“What’s surprising about these great language models is how well they know how the world works just by reading whatever they can find,” says Chris Manning, professor at Stanford specializing in AI and language.
But GPT and his ilk are essentially very talented statistical parrots. They learn to recreate the word and grammar patterns found in the language. It means they can let go of nonsense, extremely inaccurate facts, and hateful language scraped from the darkest corners of the canvas.
Amnon Shashua, professor of computer science at the Hebrew University of Jerusalem, is the co-founder of another startup that is building a bilingual AI model based on this approach. He knows a thing or two about marketing AI, having sold his last business, Mobileye, which was the first to use AI to help cars spot things on the road, to Intelligence in 2017 for $ 15.3 billion.
Shashua’s new business, AI21, who came out of stealth last week, developed an AI algorithm, called Jurassic-1, which demonstrates remarkable language skills in English and Hebrew.
In demos, Jurassic-1 can generate paragraphs of text on a given topic, come up with catchy titles for blog posts, write simple pieces of computer code, and more. Shashua says the model is more sophisticated than GPT-3, and he thinks future versions of Jurassic might be able to build some sort of common sense understanding of the world from the information it collects.
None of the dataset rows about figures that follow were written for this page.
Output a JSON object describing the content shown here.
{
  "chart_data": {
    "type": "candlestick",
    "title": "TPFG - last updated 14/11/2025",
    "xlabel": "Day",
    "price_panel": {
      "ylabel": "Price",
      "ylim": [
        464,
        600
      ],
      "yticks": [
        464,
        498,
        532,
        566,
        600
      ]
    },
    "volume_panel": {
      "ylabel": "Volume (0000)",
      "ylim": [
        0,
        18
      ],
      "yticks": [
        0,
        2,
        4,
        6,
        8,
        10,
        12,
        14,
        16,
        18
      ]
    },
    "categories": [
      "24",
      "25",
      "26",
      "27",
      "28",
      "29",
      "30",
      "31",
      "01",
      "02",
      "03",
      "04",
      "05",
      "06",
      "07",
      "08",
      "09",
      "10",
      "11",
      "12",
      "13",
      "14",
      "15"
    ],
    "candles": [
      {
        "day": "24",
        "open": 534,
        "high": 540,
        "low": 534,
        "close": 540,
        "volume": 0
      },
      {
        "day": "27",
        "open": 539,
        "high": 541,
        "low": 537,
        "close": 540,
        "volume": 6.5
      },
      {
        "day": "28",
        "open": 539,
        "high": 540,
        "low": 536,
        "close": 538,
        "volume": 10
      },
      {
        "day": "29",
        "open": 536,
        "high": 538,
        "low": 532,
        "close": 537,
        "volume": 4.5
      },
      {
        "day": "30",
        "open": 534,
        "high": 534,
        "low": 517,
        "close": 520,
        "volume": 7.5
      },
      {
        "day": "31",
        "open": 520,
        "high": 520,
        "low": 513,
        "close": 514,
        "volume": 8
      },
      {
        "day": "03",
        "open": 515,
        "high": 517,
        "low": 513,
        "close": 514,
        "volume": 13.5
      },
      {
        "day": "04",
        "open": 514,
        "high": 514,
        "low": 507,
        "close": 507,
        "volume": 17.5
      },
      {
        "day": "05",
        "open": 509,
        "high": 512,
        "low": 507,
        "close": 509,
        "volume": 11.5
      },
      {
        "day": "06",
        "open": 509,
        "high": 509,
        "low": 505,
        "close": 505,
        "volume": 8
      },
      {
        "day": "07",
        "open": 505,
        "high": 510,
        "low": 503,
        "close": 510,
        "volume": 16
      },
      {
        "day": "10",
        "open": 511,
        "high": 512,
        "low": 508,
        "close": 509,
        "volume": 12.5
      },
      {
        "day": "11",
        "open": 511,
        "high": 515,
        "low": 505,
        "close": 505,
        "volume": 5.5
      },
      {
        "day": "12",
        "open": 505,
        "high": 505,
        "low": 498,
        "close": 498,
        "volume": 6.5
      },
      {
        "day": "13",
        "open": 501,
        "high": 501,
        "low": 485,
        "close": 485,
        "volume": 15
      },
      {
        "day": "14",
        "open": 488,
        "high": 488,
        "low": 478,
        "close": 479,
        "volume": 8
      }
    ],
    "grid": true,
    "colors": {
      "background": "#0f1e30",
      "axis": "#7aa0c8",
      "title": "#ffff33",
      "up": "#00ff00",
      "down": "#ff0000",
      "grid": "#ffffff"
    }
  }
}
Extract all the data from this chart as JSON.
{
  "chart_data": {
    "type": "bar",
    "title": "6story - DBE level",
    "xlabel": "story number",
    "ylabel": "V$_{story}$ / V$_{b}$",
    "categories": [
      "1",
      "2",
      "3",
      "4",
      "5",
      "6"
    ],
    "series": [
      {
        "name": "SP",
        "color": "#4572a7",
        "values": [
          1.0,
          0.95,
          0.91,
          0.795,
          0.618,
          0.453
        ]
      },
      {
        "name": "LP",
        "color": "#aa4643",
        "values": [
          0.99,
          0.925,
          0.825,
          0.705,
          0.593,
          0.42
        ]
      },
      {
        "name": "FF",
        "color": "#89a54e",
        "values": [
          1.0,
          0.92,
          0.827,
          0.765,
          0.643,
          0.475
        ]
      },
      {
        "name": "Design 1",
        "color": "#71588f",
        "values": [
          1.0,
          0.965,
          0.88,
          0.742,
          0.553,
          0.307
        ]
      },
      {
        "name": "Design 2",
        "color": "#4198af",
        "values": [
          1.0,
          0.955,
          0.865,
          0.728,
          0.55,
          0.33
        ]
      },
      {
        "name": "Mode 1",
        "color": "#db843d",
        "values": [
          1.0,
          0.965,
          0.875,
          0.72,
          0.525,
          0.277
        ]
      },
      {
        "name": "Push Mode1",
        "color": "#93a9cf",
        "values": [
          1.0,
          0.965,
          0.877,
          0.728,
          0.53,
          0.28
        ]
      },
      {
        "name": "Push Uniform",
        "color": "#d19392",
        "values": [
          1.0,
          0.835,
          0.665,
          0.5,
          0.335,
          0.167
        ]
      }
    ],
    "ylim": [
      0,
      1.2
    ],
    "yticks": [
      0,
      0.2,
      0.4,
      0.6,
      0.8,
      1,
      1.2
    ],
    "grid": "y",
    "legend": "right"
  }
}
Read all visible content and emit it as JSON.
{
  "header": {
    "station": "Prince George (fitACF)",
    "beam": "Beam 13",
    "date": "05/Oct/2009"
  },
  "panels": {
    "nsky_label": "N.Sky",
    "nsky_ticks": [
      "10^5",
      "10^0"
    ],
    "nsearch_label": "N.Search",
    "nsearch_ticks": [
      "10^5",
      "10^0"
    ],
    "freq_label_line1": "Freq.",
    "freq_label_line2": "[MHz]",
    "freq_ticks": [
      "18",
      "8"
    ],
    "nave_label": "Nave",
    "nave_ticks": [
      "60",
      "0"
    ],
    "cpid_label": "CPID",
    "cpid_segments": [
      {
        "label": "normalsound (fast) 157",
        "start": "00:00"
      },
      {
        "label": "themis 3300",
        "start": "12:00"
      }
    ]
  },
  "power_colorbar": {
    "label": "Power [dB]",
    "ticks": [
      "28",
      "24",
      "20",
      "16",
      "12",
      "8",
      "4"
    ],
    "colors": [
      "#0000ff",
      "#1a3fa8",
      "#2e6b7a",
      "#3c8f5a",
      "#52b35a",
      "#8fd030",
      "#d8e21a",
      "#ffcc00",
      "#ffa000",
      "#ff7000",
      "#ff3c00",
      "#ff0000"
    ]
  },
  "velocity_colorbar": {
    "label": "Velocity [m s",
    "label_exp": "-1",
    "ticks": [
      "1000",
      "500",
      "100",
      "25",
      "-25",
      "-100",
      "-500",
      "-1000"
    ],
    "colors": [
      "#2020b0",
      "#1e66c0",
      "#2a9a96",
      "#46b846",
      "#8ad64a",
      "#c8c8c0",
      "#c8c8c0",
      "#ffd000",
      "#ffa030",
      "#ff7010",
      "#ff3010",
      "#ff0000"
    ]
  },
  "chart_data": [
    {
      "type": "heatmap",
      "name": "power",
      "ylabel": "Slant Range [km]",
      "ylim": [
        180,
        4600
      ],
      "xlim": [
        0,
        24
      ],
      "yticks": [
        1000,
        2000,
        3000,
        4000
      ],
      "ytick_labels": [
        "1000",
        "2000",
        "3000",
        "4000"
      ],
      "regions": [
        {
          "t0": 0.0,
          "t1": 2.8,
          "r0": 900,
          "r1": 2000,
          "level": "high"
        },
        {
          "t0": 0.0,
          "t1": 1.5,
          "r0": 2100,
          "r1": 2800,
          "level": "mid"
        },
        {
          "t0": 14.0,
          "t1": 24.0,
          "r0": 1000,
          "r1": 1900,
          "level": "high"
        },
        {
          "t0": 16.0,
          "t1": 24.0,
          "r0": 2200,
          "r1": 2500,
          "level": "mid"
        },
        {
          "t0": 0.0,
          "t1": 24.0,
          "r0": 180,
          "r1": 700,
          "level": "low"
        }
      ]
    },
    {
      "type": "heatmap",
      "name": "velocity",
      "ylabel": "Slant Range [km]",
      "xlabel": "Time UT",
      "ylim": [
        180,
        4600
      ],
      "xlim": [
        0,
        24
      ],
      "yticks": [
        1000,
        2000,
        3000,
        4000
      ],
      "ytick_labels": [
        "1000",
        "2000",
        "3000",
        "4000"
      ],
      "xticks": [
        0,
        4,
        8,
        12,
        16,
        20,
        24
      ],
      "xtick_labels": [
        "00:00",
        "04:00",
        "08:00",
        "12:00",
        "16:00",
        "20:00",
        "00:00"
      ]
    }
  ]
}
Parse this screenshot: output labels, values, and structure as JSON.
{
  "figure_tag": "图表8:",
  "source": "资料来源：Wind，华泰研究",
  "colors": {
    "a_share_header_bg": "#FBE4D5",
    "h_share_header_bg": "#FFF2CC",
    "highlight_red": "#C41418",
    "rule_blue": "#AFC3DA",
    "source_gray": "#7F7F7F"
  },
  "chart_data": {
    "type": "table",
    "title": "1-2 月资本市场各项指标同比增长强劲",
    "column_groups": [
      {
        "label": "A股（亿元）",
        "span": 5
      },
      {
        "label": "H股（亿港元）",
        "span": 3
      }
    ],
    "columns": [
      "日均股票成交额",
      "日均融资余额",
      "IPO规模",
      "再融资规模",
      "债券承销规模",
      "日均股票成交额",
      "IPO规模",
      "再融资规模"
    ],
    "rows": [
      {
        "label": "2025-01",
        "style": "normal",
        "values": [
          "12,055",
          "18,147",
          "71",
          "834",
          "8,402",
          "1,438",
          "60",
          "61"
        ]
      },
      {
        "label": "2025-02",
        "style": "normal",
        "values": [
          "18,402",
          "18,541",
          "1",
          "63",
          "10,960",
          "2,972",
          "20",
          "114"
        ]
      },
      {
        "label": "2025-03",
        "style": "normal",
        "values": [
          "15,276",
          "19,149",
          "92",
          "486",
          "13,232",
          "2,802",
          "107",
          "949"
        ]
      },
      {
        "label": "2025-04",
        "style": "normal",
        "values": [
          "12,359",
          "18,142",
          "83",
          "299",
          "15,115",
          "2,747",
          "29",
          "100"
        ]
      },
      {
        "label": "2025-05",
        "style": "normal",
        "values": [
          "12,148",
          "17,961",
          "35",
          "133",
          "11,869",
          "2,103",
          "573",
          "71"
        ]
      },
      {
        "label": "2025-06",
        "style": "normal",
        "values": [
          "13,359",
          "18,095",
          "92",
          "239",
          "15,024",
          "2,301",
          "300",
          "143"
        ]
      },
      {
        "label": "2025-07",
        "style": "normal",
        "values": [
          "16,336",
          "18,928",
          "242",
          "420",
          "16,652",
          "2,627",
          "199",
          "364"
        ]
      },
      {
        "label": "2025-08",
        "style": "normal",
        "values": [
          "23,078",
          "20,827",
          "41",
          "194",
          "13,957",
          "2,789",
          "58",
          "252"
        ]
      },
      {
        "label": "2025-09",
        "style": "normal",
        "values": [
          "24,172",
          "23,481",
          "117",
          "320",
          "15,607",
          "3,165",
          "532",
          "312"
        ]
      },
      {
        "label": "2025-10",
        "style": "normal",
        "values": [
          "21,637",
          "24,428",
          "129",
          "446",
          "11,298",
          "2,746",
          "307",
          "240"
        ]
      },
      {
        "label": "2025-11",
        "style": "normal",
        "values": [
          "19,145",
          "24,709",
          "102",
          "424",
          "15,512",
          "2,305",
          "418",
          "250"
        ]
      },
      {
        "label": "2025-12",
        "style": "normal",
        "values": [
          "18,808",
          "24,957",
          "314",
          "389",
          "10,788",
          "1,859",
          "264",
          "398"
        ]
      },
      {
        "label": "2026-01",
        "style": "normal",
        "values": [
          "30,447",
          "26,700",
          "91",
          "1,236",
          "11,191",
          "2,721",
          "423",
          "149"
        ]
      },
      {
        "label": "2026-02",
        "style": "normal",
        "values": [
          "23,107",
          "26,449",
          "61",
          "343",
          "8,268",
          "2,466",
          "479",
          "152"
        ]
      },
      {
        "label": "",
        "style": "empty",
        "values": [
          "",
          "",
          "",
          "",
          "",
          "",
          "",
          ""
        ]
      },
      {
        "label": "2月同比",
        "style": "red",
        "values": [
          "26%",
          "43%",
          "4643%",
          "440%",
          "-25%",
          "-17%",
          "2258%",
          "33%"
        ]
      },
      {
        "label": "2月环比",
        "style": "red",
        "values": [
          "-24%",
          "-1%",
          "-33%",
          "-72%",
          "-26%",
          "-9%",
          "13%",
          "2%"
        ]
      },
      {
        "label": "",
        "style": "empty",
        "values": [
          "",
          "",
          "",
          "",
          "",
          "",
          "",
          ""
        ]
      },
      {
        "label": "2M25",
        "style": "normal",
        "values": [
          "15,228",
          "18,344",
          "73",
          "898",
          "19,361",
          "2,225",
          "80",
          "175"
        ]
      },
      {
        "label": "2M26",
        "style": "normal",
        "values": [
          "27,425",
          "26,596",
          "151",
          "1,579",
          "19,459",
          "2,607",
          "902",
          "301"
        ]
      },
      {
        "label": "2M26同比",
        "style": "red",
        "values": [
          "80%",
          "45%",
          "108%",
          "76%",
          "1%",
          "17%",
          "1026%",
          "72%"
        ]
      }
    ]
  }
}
Further efforts to recreate GPT-3 reflect the diversity of languages around the world and on the Internet. In April, researchers from Huawei, the Chinese tech giant, published details of a GPT-type Chinese language model called PanGu-alpha (written PanGu-α). In May, Naver, a South Korean search giant, said it has developed its own language model, called HyperCLOVA, which “speaks” Korean.
Jie tang, professor at Tsinghua University, leads a team at the Beijing Artificial Intelligence Academy who developed another Chinese language model called Wudao (meaning “enlightenment”) with help from government and industry.
The Wudao model is considerably larger than any other, which means its simulated neural network is spread across more cloud computers. Increasing the size of the neural network was essential to make GPT-2 and -3 more efficient. Wudao can also work with images and text, and Tang has founded a company to market it. “We believe this can be the cornerstone of any AI,” Tang said.
Such enthusiasm seems justified by the capabilities of these new AI programs, but the race to commercialize such language models may also go faster than efforts to add safeguards or limit abuse.
Perhaps the most pressing concern about AI language models is how they might be misused. Since templates can produce compelling text on a topic, some people worry that they could easily be used to generate fake reviews, spam, or fake news.
“I would be surprised if the disinformation operators didn’t invest at least some serious energy in experimenting with these models,” says Micah Musser, a research analyst at Georgetown University who studied the potential of linguistic models to disseminate disinformation.
Musser says research suggests it won’t be possible to use AI to detect AI-generated misinformation. There is unlikely to be enough information in a tweet for a machine to judge whether it was written by a machine.
More problematic types of prejudice can also be hidden within these gigantic language models. Research has shown that language models formed on Chinese Internet content will reflect censorship who shaped this content. The programs also inevitably capture and reproduce subtle and overt biases regarding race, gender and age in the language they use, including hateful statements and ideas.
Likewise, these great linguistic models can fail in surprising or unexpected ways, adds Percy Liang, another professor of computer science at Stanford and the principal investigator at a new center dedicated to studying the potential of powerful general purpose AI models like GPT-3.